HDR is the acronym for “High Dynamic Range“, it is a technique used in photography, video and in some cases in video games to represent a wider range of brightness than standard imaging techniques can offer.
What is HDR used for?
There are two main areas where HDR is relevant:
- Photography: In photography, the HDR technique often involves taking several photos of the same scene with different exposures (usually one normal, one underexposed, and one overexposed) and then combining them into a single image. This combination results in a photo that better captures the shadows and highlights, showing more detail in both areas.

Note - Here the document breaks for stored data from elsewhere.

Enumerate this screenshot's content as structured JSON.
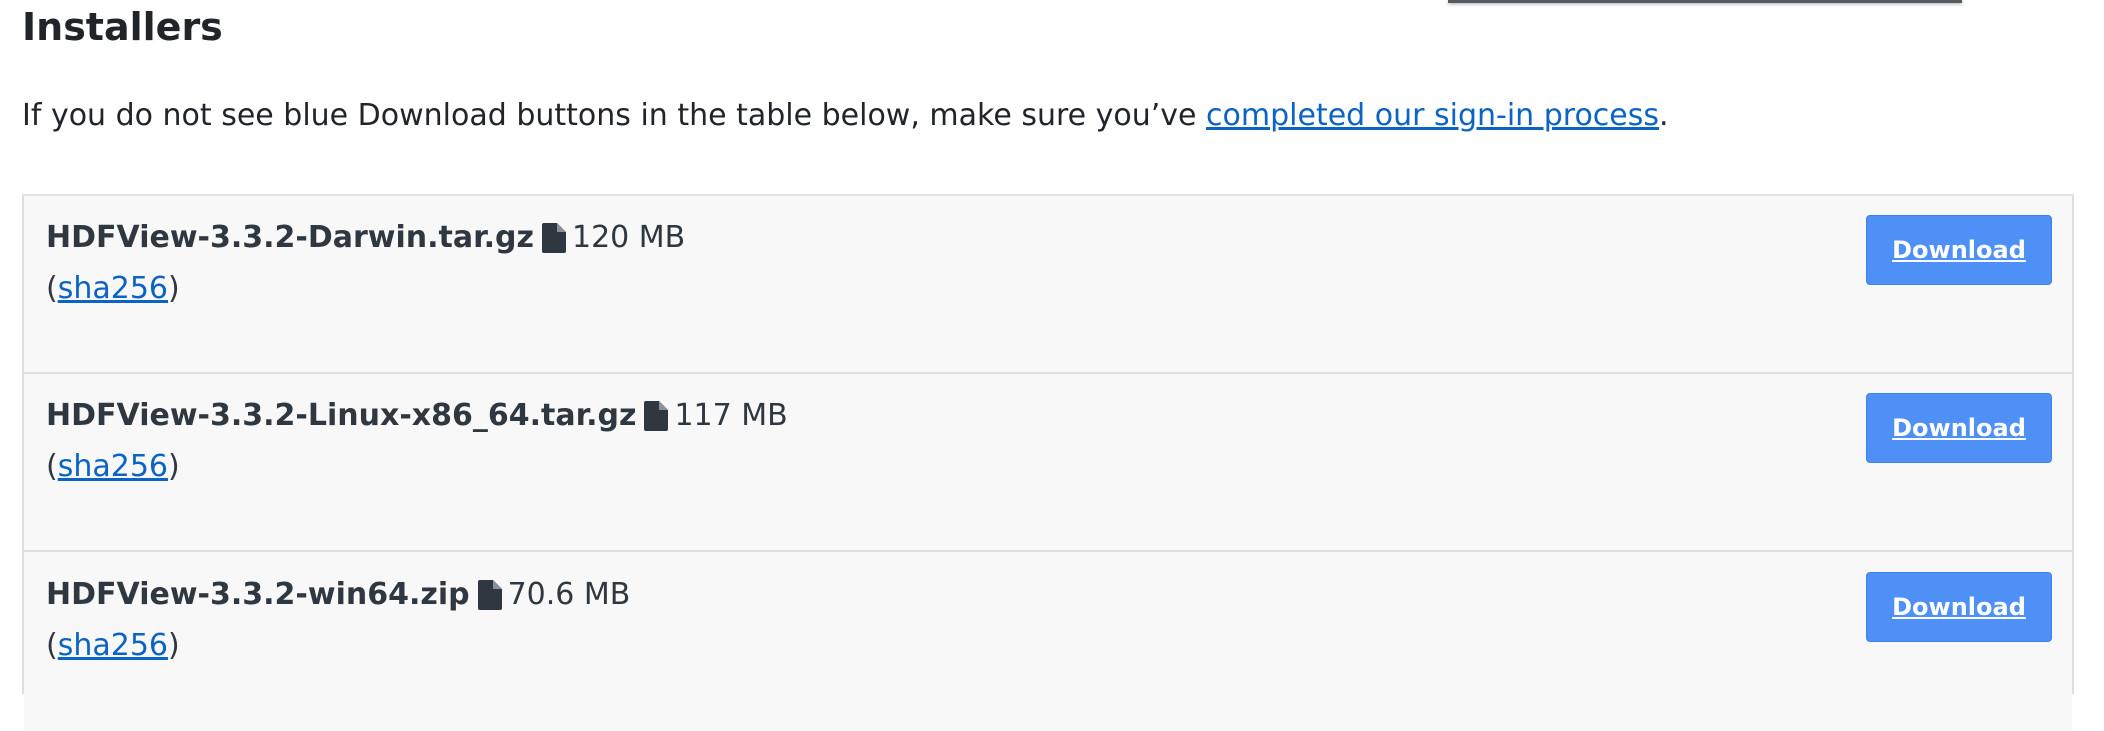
{
  "page": {
    "heading": "Installers",
    "intro_before": "If you do not see blue Download buttons in the table below, make sure you’ve ",
    "intro_link": "completed our sign-in process",
    "intro_after": "."
  },
  "installers": [
    {
      "filename": "HDFView-3.3.2-Darwin.tar.gz",
      "size": "120 MB",
      "sha_open": "(",
      "sha_label": "sha256",
      "sha_close": ")",
      "download_label": "Download"
    },
    {
      "filename": "HDFView-3.3.2-Linux-x86_64.tar.gz",
      "size": "117 MB",
      "sha_open": "(",
      "sha_label": "sha256",
      "sha_close": ")",
      "download_label": "Download"
    },
    {
      "filename": "HDFView-3.3.2-win64.zip",
      "size": "70.6 MB",
      "sha_open": "(",
      "sha_label": "sha256",
      "sha_close": ")",
      "download_label": "Download"
    }
  ],
  "icons": {
    "file_size_icon": "file-icon"
  },
  "colors": {
    "text": "#212529",
    "link": "#0b64c4",
    "download_button": "#4f90f7",
    "row_background": "#f8f8f8",
    "row_border": "#dedede"
  }
}
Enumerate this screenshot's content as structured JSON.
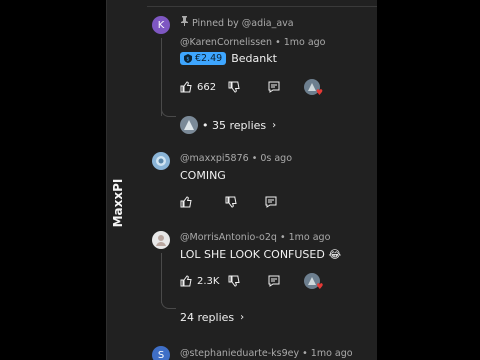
{
  "watermark": "MaxxPI",
  "comments": [
    {
      "avatar_letter": "K",
      "avatar_color": "#7e57c2",
      "pinned_label": "Pinned by @adia_ava",
      "author": "@KarenCornelissen",
      "time": "1mo ago",
      "badge": "€2.49",
      "text": "Bedankt",
      "likes": "662",
      "replies": "35 replies"
    },
    {
      "author": "@maxxpi5876",
      "time": "0s ago",
      "text": "COMING"
    },
    {
      "author": "@MorrisAntonio-o2q",
      "time": "1mo ago",
      "text": "LOL SHE LOOK CONFUSED 😂",
      "likes": "2.3K",
      "replies": "24 replies"
    },
    {
      "avatar_letter": "S",
      "avatar_color": "#3f6fc7",
      "author": "@stephanieduarte-ks9ey",
      "time": "1mo ago"
    }
  ]
}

- Screens and video: In terms of displays (such as TVs and monitors) and video content, HDR refers to the ability to display a wider range of brightness, allowing bright whites and deep blacks to be rendered with more detail. When viewing HDR content on a compatible device, viewers may notice richer colors and improved contrast compared to standard dynamic range (SDR) content.
Differences between HDR and SDR
Both HDR and SDR (Standard Dynamic Range) refer to the representation and ability of an image to show detail in light and dark areas. In the following, we will describe the main differences between HDR and SDR:
- HDR: Can represent a wider range of brightness, allowing bright areas of an image to appear much brighter and dark areas to appear darker, without losing detail at either end.

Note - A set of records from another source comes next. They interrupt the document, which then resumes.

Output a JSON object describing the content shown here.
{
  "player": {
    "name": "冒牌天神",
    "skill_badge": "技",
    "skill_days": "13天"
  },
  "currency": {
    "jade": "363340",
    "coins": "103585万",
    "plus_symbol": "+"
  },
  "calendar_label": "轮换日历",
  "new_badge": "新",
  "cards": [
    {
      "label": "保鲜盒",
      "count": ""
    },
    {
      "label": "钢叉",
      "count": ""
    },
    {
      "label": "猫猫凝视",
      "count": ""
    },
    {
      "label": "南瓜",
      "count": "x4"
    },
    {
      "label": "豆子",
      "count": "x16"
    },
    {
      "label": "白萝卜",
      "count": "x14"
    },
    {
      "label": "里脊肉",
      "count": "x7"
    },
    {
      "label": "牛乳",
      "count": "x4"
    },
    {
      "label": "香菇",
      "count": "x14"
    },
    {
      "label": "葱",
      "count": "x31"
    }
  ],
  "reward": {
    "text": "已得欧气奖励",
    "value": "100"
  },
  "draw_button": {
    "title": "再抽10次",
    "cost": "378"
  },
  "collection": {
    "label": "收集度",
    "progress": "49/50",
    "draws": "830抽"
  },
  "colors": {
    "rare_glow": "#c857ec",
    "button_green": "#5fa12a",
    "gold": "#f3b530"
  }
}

- SDR: Has a more limited brightness range. Very bright or dark areas may lose detail and look “burned out” or overly shaded.
- HDR: Often associated with greater color depth, such as 10 bits or 12 bits per channel. This translates to billions of colors, allowing for smoother gradations and more accurate color representation.

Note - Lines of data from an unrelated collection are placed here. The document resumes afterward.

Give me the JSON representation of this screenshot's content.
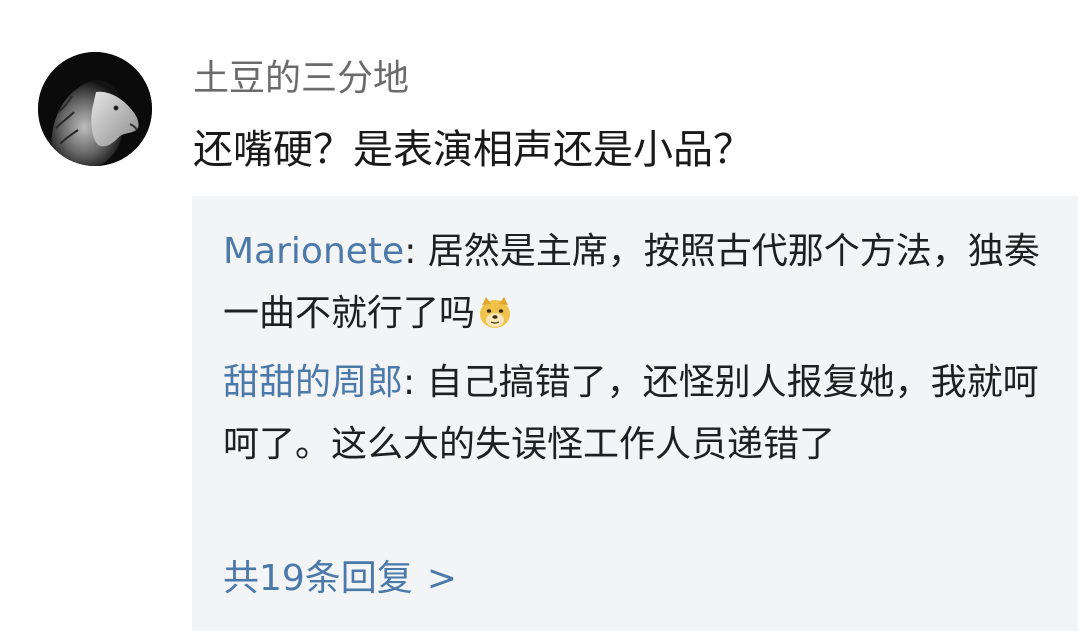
{
  "comment": {
    "username": "土豆的三分地",
    "text": "还嘴硬？是表演相声还是小品？",
    "avatar_icon": "lion-avatar"
  },
  "replies": [
    {
      "name": "Marionete",
      "separator": ": ",
      "text": "居然是主席，按照古代那个方法，独奏一曲不就行了吗",
      "emoji": "doge-emoji"
    },
    {
      "name": "甜甜的周郎",
      "separator": ": ",
      "text": "自己搞错了，还怪别人报复她，我就呵呵了。这么大的失误怪工作人员递错了"
    }
  ],
  "more_replies": {
    "label": "共19条回复",
    "chevron": ">"
  },
  "colors": {
    "link": "#4b79a9",
    "reply_background": "#f3f4f6",
    "username": "#6b6b6b",
    "text": "#1a1a1a"
  }
}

- SDR: Typically uses a color depth of 8 bits per channel, which translates to 16.7 million colors.
- HDR: Can show significantly higher contrast between the brightest and darkest areas of an image. This can result in images that feel more three-dimensional and realistic.
- SDR: Has more limited contrast, which can make images feel flatter compared to HDR.
- HDR: Some HDR formats, such as Dolby Vision, use dynamic metadata that can adjust the image on a frame-by-frame basis according to the capabilities of the TV or monitor.
- SDR: Does not use metadata to adjust the image presentation.
Compatibility and Content
- HDR: Requires compatible hardware and content. This means that both the display device (such as a TV or monitor) and the content (such as a movie or video game) must support HDR to take advantage of its benefits.
- SDR: Is the traditional content and display standard and is broadly compatible with most devices and content.
- HDR: By offering more detail in both shadows and highlights, it can offer a more immersive and realistic visual experience.
- SDR: While it can offer excellent image quality, it does not have the ability to render the same amount of detail in high contrast scenes as HDR.
High Dynamic Range in Photography
The typical HDR process in photography involves taking several exposures of the same scene: one normal exposure, one or more underexposed (darker) and one or more overexposed (lighter). These images are then combined into a single image using specialized software. Today, both modern cameras and smartphones offer the possibility to take HDR pictures directly.
The goal is to capture details in the shadows and in the illuminated areas of a scene that, in a single exposure, might be too dark or too bright.
When done correctly, HDR photography can produce images that are more representative of what the human eye perceives in high-contrast scenes.
However, when overdone, it can lead to images that have an unrealistic or “painterly” look, which may be desirable for certain artistic styles, but not for all.
Considerations when taking HDR photographs
- Motion: Since multiple exposures are required, scenes with a lot of motion may not be ideal for HDR because they can result in “ghosting” images where an object moved between exposures.
- Camera: It is beneficial to use a camera that allows manual exposure adjustment and often has an automatic exposure bracketing (AEB) feature to facilitate multiple images.
- Tripod: Since images must line up perfectly, it is advisable to use a tripod to ensure that multiple exposures overlap properly.